Caldicellulosiruptor bescii, a bacterium known for its efficient cellulose degradation, utilizes multimodular enzymes like CelA. This enzyme, featuring both GH9 and GH48 catalytic domains, exemplifies a potential evolutionary intermediary between free enzymes and the more complex cellulosome systems. Similarly, CbXyn10C/Cel48B (Athe_1857), sharing a similar domain structure with CelA, is abundantly secreted during C. bescii’s growth on cellulose, suggesting a significant role in biomass breakdown. This study delves into the synergistic interaction between the GH10 and GH48 domains of CbXyn10C/Cel48B using three specifically engineered truncation mutants.
Constructing and Characterizing Truncation Mutants of CbXyn10C/Cel48B
To investigate the synergistic potential of the GH10 and GH48 domains, three truncation mutants (TMs) were designed and expressed in E. coli. TM1 consists of the N-terminal GH10 domain with an appended CBM3b, TM2 comprises the C-terminal GH48 domain linked to a CBM3b, and TM3 represents a minimized version of the full-length enzyme, containing both GH10 and GH48 domains separated by a single CBM3b. While full-length CbXyn10C/Cel48B proved difficult to express in sufficient quantities, TM3 offered a viable alternative for studying domain interactions. Following purification, these three constructs were subjected to activity assays using cellulose and xylan substrates.
Synergistic Hydrolysis of Cellulose by GH10 and GH48 Domains
Initial activity assays using the DNS method, while not revealing significant synergy in glucose release, highlighted the heterogeneous nature of the hydrolysis products. Subsequent HPAEC-PAD analysis demonstrated clear synergistic effects on cellobiose and cellotriose liberation from filter paper. Specifically, the TM1 + TM2 mixture exhibited a degree of synergy (DoS) of 2.3 and 1.7 for cellobiose and cellotriose, respectively. TM3, representing the intramolecular interaction, showed a DoS of 2.6 and 1.8. Interestingly, the predominant product in both inter- and intramolecular synergistic hydrolysis was cellobiose, a preferred carbon source for C. bescii. This observation suggests a coordinated mechanism where longer cellooligosaccharides produced by GH10 are efficiently processed into cellobiose by GH48.

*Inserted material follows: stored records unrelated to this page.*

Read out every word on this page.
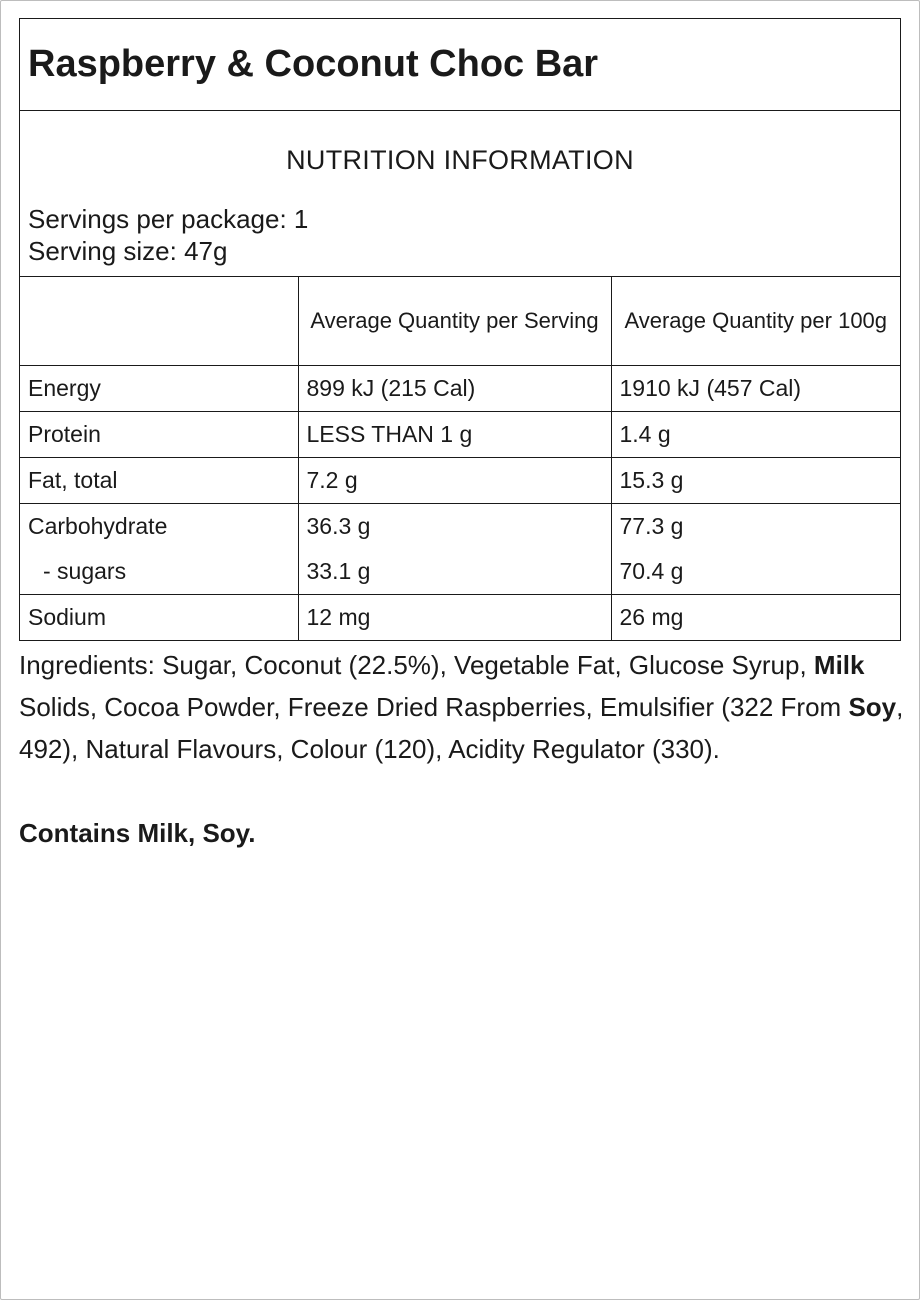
Raspberry & Coconut Choc Bar
NUTRITION INFORMATION
Servings per package: 1
Serving size: 47g
	Average Quantity per Serving	Average Quantity per 100g
Energy	899 kJ (215 Cal)	1910 kJ (457 Cal)
Protein	LESS THAN 1 g	1.4 g
Fat, total	7.2 g	15.3 g
Carbohydrate	36.3 g	77.3 g
- sugars	33.1 g	70.4 g
Sodium	12 mg	26 mg
Ingredients: Sugar, Coconut (22.5%), Vegetable Fat, Glucose Syrup, Milk Solids, Cocoa Powder, Freeze Dried Raspberries, Emulsifier (322 From Soy, 492), Natural Flavours, Colour (120), Acidity Regulator (330).
Contains Milk, Soy.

Investigating Synergy in Xylan Hydrolysis
Although GH48 is typically considered an exocellulase, previous studies have indicated its activity on xylan. Analysis of xylan hydrolysis by the TMs revealed an intramolecular synergy in the early stages of the reaction, specifically for TM3. This synergy manifested as a more rapid release of shorter xylooligosaccharides compared to TM1 or the TM1 + TM2 mixture. However, this synergistic effect diminished over time, potentially due to product inhibition of GH48 by accumulating xylose and xylooligosaccharides.
Synergy on Complex Lignocellulose: Corn Straw
To assess the activity of the TMs on a more complex substrate, steam explosion-treated corn straw was used. While no synergy was observed for xylan degradation, likely due to the substrate’s recalcitrance, the synergistic pattern for cellulose hydrolysis mirrored that observed with pure cellulose. Both TM1 + TM2 and TM3 exhibited enhanced cellobiose and cellotriose release.
Conclusion
This study highlights the complex interplay between GH10 and GH48 catalytic domains in CbXyn10C/Cel48B, showcasing synergistic effects on both cellulose and xylan hydrolysis. These findings provide valuable insights into the efficient biomass degradation strategies employed by C. bescii and inform the development of tailored enzyme cocktails for biofuel production. The observed substrate promiscuity and the importance of domain organization underscore the need for further investigation into the functional diversity of multimodular enzymes.